In quel momento udì il suono di passi pesanti fermarsi alle sue spalle: non si voltò, ma alzò gli occhi al cielo intuendo di chi doveva trattarsi.
- Non posso credere che tu li abbia lasciati andare!- disse in tono indispettito la persona dietro di lui.
- E tu quando sei tornata?- replicò il capitano, voltandosi verso di lei senza mutare espressione e senza smettere di fumare la sua pipa. La donna alle sue spalle strinse le labbra e incrociò risolutamente le braccia sostenendo il suo sguardo: - Poche ore fa, in effetti. In tempo per vederti con la Perla Nera alla tua portata... e lasciartela scappare via!-
Barbossa si tolse la pipa di bocca e si alzò in piedi di scatto, raggiungendo in tre passi la donna e piantandosi dritto di fronte a lei. - Ti importa così tanto quello che faccio o non faccio?- ringhiò, col suo consueto tono a metà fra il minaccioso e il canzonatorio, scrutandola coi denti digrignati in un ghigno sardonico. - Quanto sei ingenua, mia cara, credi forse che se la Perla fosse nelle mie mani per te sarebbe più facile averla?-
La donna non poté sopportare oltre lo sguardo perforante di quegli occhi azzurro sbiadito, ed abbassò i suoi stringendo i pugni con collera crescente.
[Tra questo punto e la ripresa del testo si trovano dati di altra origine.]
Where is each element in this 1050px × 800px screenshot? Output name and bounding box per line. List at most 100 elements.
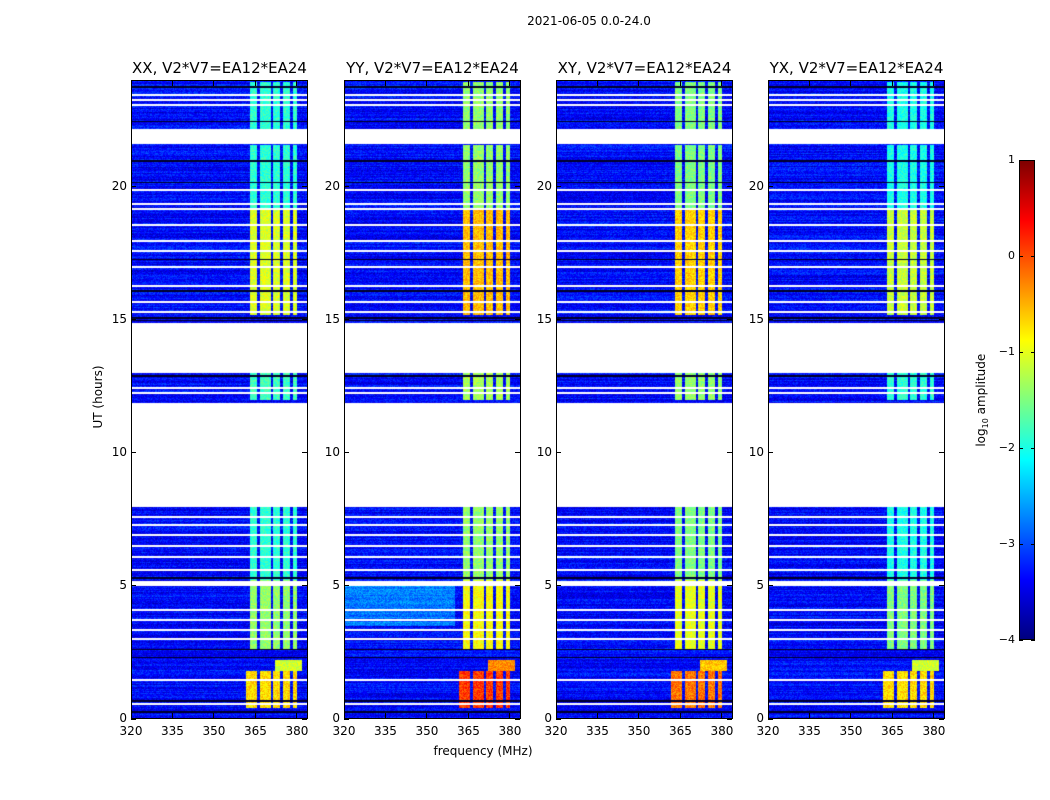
y-tick-label: 20 xyxy=(536,178,552,193)
y-tick xyxy=(768,585,773,587)
x-tick xyxy=(721,81,723,86)
x-tick xyxy=(213,81,215,86)
x-tick xyxy=(296,81,298,86)
x-tick xyxy=(509,713,511,718)
y-tick xyxy=(302,186,307,187)
panel-title: XY, V2*V7=EA12*EA24 xyxy=(557,59,732,77)
y-tick xyxy=(515,319,520,321)
y-tick xyxy=(727,718,732,720)
y-tick xyxy=(727,319,732,321)
y-tick-label: 0 xyxy=(119,711,127,725)
colorbar-tick xyxy=(1019,159,1023,161)
y-tick-label: 15 xyxy=(536,311,552,326)
x-tick-label: 320 xyxy=(544,724,568,738)
colorbar-tick xyxy=(1031,447,1035,449)
x-tick xyxy=(213,713,215,718)
x-tick-label: 380 xyxy=(922,724,946,738)
y-tick xyxy=(302,452,307,454)
x-axis-label: frequency (MHz) xyxy=(433,744,533,758)
y-tick xyxy=(131,452,136,454)
spectrogram-image xyxy=(132,81,307,718)
x-tick xyxy=(254,81,256,86)
x-tick-label: 335 xyxy=(798,724,821,738)
colorbar xyxy=(1019,160,1035,640)
spectrogram-panel-yy xyxy=(344,80,521,719)
y-axis-label: UT (hours) xyxy=(91,365,105,429)
x-tick xyxy=(171,713,173,718)
y-tick xyxy=(302,319,307,321)
x-tick xyxy=(171,81,173,86)
x-tick xyxy=(891,713,893,718)
y-tick xyxy=(131,186,136,187)
y-tick xyxy=(556,319,561,321)
colorbar-tick xyxy=(1031,543,1035,545)
y-tick-label: 20 xyxy=(324,178,340,193)
x-tick-label: 350 xyxy=(202,724,226,738)
y-tick-label: 10 xyxy=(536,444,552,459)
panel-title: YX, V2*V7=EA12*EA24 xyxy=(769,59,944,77)
x-tick xyxy=(343,713,345,718)
x-tick-label: 350 xyxy=(627,724,651,738)
x-tick xyxy=(467,713,469,718)
x-tick xyxy=(767,713,769,718)
x-tick xyxy=(254,713,256,718)
x-tick xyxy=(130,713,132,718)
x-tick-label: 335 xyxy=(374,724,397,738)
y-tick xyxy=(556,585,561,587)
x-tick xyxy=(933,713,935,718)
spectrogram-image xyxy=(345,81,520,718)
x-tick xyxy=(721,713,723,718)
panel-title: XX, V2*V7=EA12*EA24 xyxy=(132,59,307,77)
x-tick xyxy=(767,81,769,86)
x-tick-label: 335 xyxy=(161,724,184,738)
y-tick xyxy=(727,186,732,187)
x-tick xyxy=(596,713,598,718)
y-tick-label: 0 xyxy=(544,711,552,725)
spectrogram-panel-xy xyxy=(556,80,733,719)
colorbar-tick-label: −3 xyxy=(998,537,1015,550)
x-tick-label: 320 xyxy=(332,724,356,738)
x-tick xyxy=(555,713,557,718)
y-tick-label: 20 xyxy=(111,178,127,193)
y-tick xyxy=(515,186,520,187)
x-tick-label: 350 xyxy=(839,724,863,738)
spectrogram-image xyxy=(769,81,944,718)
x-tick-label: 380 xyxy=(498,724,522,738)
x-tick-label: 350 xyxy=(415,724,439,738)
x-tick xyxy=(467,81,469,86)
y-tick xyxy=(556,718,561,720)
colorbar-tick-label: 0 xyxy=(1008,249,1015,262)
colorbar-tick xyxy=(1019,351,1023,353)
colorbar-tick xyxy=(1019,255,1023,257)
x-tick-label: 365 xyxy=(244,724,267,738)
x-tick xyxy=(638,81,640,86)
x-tick-label: 365 xyxy=(881,724,904,738)
y-tick xyxy=(768,718,773,720)
x-tick-label: 380 xyxy=(285,724,309,738)
x-tick-label: 335 xyxy=(586,724,609,738)
x-tick-label: 320 xyxy=(119,724,143,738)
y-tick xyxy=(556,452,561,454)
y-tick xyxy=(939,319,944,321)
x-tick xyxy=(679,713,681,718)
y-tick-label: 5 xyxy=(544,577,552,592)
y-tick-label: 15 xyxy=(324,311,340,326)
y-tick xyxy=(939,585,944,587)
y-tick-label: 20 xyxy=(748,178,764,193)
y-tick xyxy=(515,585,520,587)
y-tick xyxy=(131,585,136,587)
panel-title: YY, V2*V7=EA12*EA24 xyxy=(346,59,519,77)
y-tick xyxy=(302,718,307,720)
x-tick-label: 365 xyxy=(457,724,480,738)
y-tick xyxy=(344,186,349,187)
figure-title: 2021-06-05 0.0-24.0 xyxy=(527,14,651,28)
colorbar-tick xyxy=(1019,543,1023,545)
y-tick-label: 10 xyxy=(324,444,340,459)
x-tick-label: 320 xyxy=(756,724,780,738)
y-tick xyxy=(515,452,520,454)
y-tick xyxy=(515,718,520,720)
y-tick-label: 10 xyxy=(748,444,764,459)
colorbar-tick-label: −1 xyxy=(998,345,1015,358)
y-tick-label: 5 xyxy=(332,577,340,592)
spectrogram-panel-xx xyxy=(131,80,308,719)
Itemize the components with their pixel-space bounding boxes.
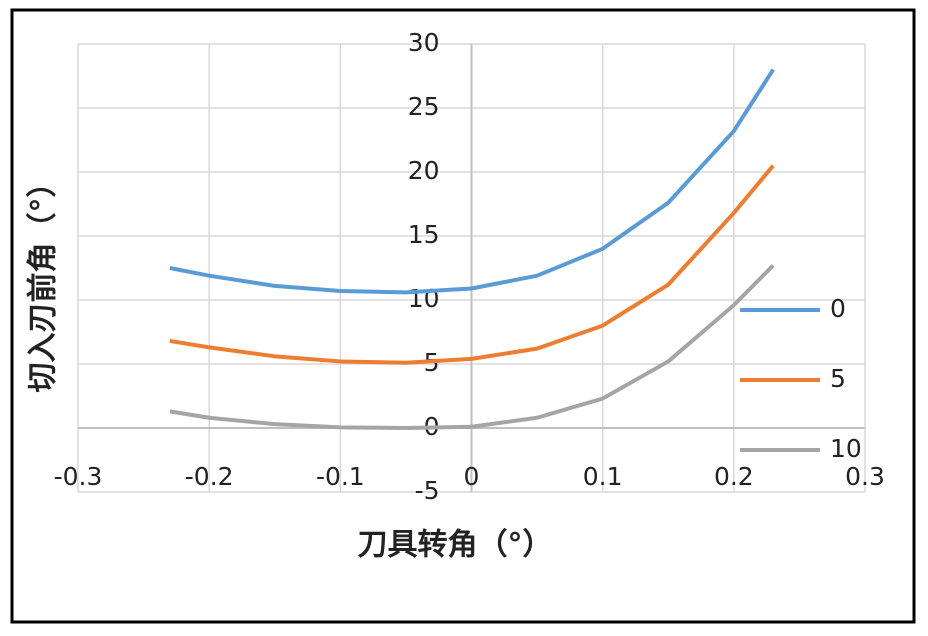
y-tick-label: 15 xyxy=(408,220,440,249)
x-tick-label: 0 xyxy=(464,462,480,491)
y-tick-label: 25 xyxy=(408,92,440,121)
series-line xyxy=(169,264,775,430)
series-line xyxy=(169,68,775,295)
x-tick-label: 0.1 xyxy=(583,462,623,491)
x-tick-label: 0.3 xyxy=(845,462,885,491)
x-tick-label: -0.1 xyxy=(316,462,365,491)
x-tick-label: -0.3 xyxy=(54,462,103,491)
legend-label: 10 xyxy=(830,434,862,463)
y-tick-label: 10 xyxy=(408,284,440,313)
x-tick-label: 0.2 xyxy=(714,462,754,491)
chart-frame xyxy=(10,8,916,624)
x-tick-label: -0.2 xyxy=(185,462,234,491)
y-tick-label: 30 xyxy=(408,28,440,57)
legend-label: 0 xyxy=(830,294,846,323)
y-axis-title: 切入刃前角（°） xyxy=(26,168,61,393)
y-tick-label: 20 xyxy=(408,156,440,185)
legend-label: 5 xyxy=(830,364,846,393)
y-tick-label: -5 xyxy=(415,476,440,505)
x-axis-title: 刀具转角（°） xyxy=(358,528,553,563)
series-line xyxy=(169,164,775,365)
- Se proprio sei così determinata ad impossessartene... - continuò il capitano scostandosi da lei e tornando a mordicchiare la sua pipa. - Perché non ci provi ora che è senza un capitano?-
- La mia nave non può reggere uno scontro con la Perla Nera, e non c'è nave abbastanza veloce da poterla inseguire. - ammise lei. - Dov'è Sparrow se non si trova a bordo?-
- E' finito nelle prigioni di Redmond. - fece Barbossa distrattamente mentre tornava a sedersi sul barile. - Gibbs sta facendo vela per Port Royal perché è lì che portano i condannati a morte: io però dubito che Jack ci arrivi, senz'altro avrà trovato un modo di scappare ben prima. -
- Quindi per ora anche Jack Sparrow è fuori dalla mia portata, come la Perla... - rifletté ad alta voce la donna cominciando a camminare avanti e indietro. - Se non posso averla combattendo devo per forza trovare il modo di trattare... a modo mio, naturalmente. -
- E come intenderesti farlo, mia cara?- chiese Barbossa con un ghigno. - Tutti i pezzi della scacchiera sono fuori dalla tua portata. -
La donna non rispose, mentre continuava a misurare a passi lenti la banchina con lo sguardo fisso sulle assi di legno corrose dalla salsedine. Ad un tratto si fermò, sgranando gli occhi: - C'è un altro anello della catena. - mormorò, mentre un sogghigno le si allargava sulle labbra. - Turner. Vediamo se il capitano non ha alcun tipo di legame come vuole far credere. In fondo non ho niente da perdere. -
E detto questo girò sui tacchi e si allontanò lungo la banchina, diretta verso un imponente imbarcazione a tre alberi ormeggiata al molo poco lontano; Barbossa la seguì con lo sguardo, facendosi più scuro in viso, quindi si rialzò e, continuando a tirare profonde boccate dalla sua pipa, si allontanò nella direzione opposta.

Note dell'autrice:Volevo ringraziare di cuore la mia appassionata (e unica! ;-P) lettrice Shalna per i suoi commenti e per i suoi consigli, sono davvero felice che la storia ti piaccia e ti assicuro che farò tesoro di tutte le tue osservazioni. Sono rimasta colpita dal fatto che riesci ad individuare nella storia cose alle quali magari io non avevo pensato più di tanto mentre le scrivevo, ma ora che me le fai notare... accidenti, era davvero quello che intendevo trasmettere! Ne sono felice. Grazie di tutto!